Абдулла бледный, как мел, подошел к жениху, снял свой украшенный самоцветами дорогой кинжал и положил на поднос.

Наступила мертвая тишина. Самому отдать свой кинжал? Проще голову отдать, но Коба и Сергей, стоявшие по обе стороны от него не оставляли Абдулле иных вариантов.

— Спасибо Абдулле за его великий подарок. Я понимаю его, как знак мира и вечной дружбы, — громко объявил Джафароглу.

Затянувшаяся тишина взорвалась громкой музыкой.

Абдулла был рад уйти со свадьбы. Но там, где он рассчитывал найти остальных своих людей уже никого не было. Потеря лица — страшное дело. Абдулла уехал в свою деревню, и о нем вскоре забыли, но на следующее утро все бакинские гочу знали, что главный гочу Баку — Коба, и что у него на дороге стоять не стоит, кончишь, как Абдулла.

* * *

С этого момента гочу Кобы превратились в признанную всеми реальную силу. Они обеспечивали неприкосновенность таких людей, как Тагиев, Нагиев, Муртузов, Мирбабаев. Компания Торговый Дом «Бенкендорф и К» перешла под охрану бригады Кобы практически сразу после устранения Абдуллы. Потом настала очередь братьев Нобель, Ротшильда и др. Коба как никто умел объяснить, кто в доме хозяин.

А деньги? А деньги потекли в кассу большевиков, к Ленину. Это понятно, миром правит не скрежет пушечного механизма, а скрип пера на векселе, которым оплачены и солдаты, и пушка, снаряды и патроны.

В гостях у Нагиева.

Январь в Баку не самое лучшее время года, днем температура держится на уровне 7 градусов, но постоянно дующие ветра заставляют кутаться в теплые куртки и пальто. И хорошо, если ветер не с Биби-Эйбата, откуда он приходит, насыщенный запахами нефти и копотью.

Гулять не хотелось. Дела катились по плану, очередная отправка денег Ленину прошла успешно, можно было устроить день отдыха.

Коба сидел к комнате Кваснина. Вид у него был вполне благодушный, но Сергей хорошо знал, что чаще всего это лишь видимость, что впереди разговор, и вряд ли он будет приятным.

— Коба, у меня есть бутылка вина «Blauburgunder». Намекает на что-то бургундское. Продавец убеждал, что это Пино-Нуар, но из Тироля. Попробуем?
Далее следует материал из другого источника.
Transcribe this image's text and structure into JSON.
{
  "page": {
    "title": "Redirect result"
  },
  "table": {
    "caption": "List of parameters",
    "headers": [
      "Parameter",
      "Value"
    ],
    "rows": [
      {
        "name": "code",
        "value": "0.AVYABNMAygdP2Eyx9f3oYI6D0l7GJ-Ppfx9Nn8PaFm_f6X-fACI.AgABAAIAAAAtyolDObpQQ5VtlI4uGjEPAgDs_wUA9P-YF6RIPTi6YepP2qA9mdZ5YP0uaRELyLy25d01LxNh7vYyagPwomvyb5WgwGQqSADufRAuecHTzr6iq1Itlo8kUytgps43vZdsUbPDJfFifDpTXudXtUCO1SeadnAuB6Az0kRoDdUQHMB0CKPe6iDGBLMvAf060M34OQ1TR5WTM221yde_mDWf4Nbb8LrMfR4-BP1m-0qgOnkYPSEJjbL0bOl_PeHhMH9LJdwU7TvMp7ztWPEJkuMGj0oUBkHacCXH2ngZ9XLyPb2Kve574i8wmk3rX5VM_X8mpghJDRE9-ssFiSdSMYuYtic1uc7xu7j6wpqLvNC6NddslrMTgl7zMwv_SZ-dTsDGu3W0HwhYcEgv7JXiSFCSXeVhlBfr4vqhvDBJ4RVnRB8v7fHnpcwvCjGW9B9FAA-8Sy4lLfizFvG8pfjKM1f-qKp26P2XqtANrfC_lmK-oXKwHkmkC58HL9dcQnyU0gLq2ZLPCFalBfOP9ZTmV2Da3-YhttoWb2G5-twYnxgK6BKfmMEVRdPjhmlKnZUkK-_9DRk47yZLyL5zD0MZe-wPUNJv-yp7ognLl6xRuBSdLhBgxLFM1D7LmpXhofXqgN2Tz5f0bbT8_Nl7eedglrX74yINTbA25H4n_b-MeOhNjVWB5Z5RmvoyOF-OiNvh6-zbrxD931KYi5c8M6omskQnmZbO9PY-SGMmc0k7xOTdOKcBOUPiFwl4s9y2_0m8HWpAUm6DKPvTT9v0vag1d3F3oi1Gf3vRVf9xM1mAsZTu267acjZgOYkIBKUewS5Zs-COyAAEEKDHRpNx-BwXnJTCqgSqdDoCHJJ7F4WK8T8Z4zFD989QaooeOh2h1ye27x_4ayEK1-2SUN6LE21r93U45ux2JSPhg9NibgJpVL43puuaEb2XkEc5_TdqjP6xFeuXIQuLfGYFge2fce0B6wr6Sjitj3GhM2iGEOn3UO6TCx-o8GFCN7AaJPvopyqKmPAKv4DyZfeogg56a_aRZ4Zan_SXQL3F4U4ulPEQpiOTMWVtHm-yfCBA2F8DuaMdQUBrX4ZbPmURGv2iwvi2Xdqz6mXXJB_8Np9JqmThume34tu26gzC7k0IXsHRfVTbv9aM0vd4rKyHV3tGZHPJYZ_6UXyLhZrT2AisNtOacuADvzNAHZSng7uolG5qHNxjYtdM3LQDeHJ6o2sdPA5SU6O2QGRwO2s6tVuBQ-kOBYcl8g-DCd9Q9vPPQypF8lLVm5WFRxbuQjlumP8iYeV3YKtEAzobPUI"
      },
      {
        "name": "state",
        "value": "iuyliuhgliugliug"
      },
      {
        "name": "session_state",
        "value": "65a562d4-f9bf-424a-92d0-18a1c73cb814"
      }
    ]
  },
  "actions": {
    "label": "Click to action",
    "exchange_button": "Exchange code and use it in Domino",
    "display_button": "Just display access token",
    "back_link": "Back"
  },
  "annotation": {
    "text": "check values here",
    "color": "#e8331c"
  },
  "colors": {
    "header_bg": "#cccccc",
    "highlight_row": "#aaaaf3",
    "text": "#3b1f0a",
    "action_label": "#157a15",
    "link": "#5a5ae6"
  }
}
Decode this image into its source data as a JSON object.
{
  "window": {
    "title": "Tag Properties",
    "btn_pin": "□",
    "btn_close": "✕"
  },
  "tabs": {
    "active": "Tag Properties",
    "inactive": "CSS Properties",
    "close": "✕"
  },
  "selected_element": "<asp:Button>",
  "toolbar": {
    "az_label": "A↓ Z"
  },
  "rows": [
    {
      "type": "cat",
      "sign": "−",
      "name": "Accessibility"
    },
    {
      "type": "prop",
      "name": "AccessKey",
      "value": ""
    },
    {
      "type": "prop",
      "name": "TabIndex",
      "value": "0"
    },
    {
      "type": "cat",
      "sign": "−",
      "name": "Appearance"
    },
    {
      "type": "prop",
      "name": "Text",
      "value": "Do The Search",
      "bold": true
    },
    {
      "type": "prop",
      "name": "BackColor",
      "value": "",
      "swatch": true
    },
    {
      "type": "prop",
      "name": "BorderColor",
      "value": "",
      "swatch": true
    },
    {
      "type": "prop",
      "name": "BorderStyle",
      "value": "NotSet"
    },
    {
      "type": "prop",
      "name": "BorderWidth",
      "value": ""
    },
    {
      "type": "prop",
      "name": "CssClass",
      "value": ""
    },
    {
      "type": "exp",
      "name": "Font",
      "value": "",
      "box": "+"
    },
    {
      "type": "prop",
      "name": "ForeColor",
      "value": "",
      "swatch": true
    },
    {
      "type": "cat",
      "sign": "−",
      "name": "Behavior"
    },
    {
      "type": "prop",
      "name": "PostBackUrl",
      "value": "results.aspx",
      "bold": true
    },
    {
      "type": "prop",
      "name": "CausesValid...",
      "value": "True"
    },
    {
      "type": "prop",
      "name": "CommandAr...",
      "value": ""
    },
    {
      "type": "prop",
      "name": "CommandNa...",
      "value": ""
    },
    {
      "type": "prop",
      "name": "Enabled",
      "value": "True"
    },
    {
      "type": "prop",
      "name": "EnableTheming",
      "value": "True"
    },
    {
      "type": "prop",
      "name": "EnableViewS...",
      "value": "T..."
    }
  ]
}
— В такую погоду чача бы подошла, но наливай.

Вино оказалось неплохим, с тонким ароматом, Сергей купил его на случай, если Ольга окажется его гостьей.

— Женский напиток, — так оценил вино Коба. — Расскажи-ка, кто охраняет Нагиева?

— У Нагиева на промыслах есть какие-то гочу, но дома у него я охраны не видел.

— Скажи, кацо, а Ольгу видел?

— А что?

— Ты так рассказываешь, кацо, как будто ничего кроме Ольги не видел. Глаз у тебя притупился, ненадежный стал.

— Это я ненадежный?

— Не ты, глаз твой.

Коба говорил это спокойным, безразличным тоном, что только добавляло беспокойства. Сергей и сам понимал, что Ольга для него стала интереснее, чем совместные дела с Кобой, но он надеялся, что это останется его тайной, но видимо Коба своим невероятным чутьем все понял даже раньше самого Сергея.

«Ты разучился любить, ты забыл, что такое любовь, ты можешь только завидовать тем, кто знает и любит, и радоваться их неприятностям» — подумал Сергей.

— Коба, нас вместе пригласили к Нагиеву в дом, ты сможешь все увидеть своими глазами.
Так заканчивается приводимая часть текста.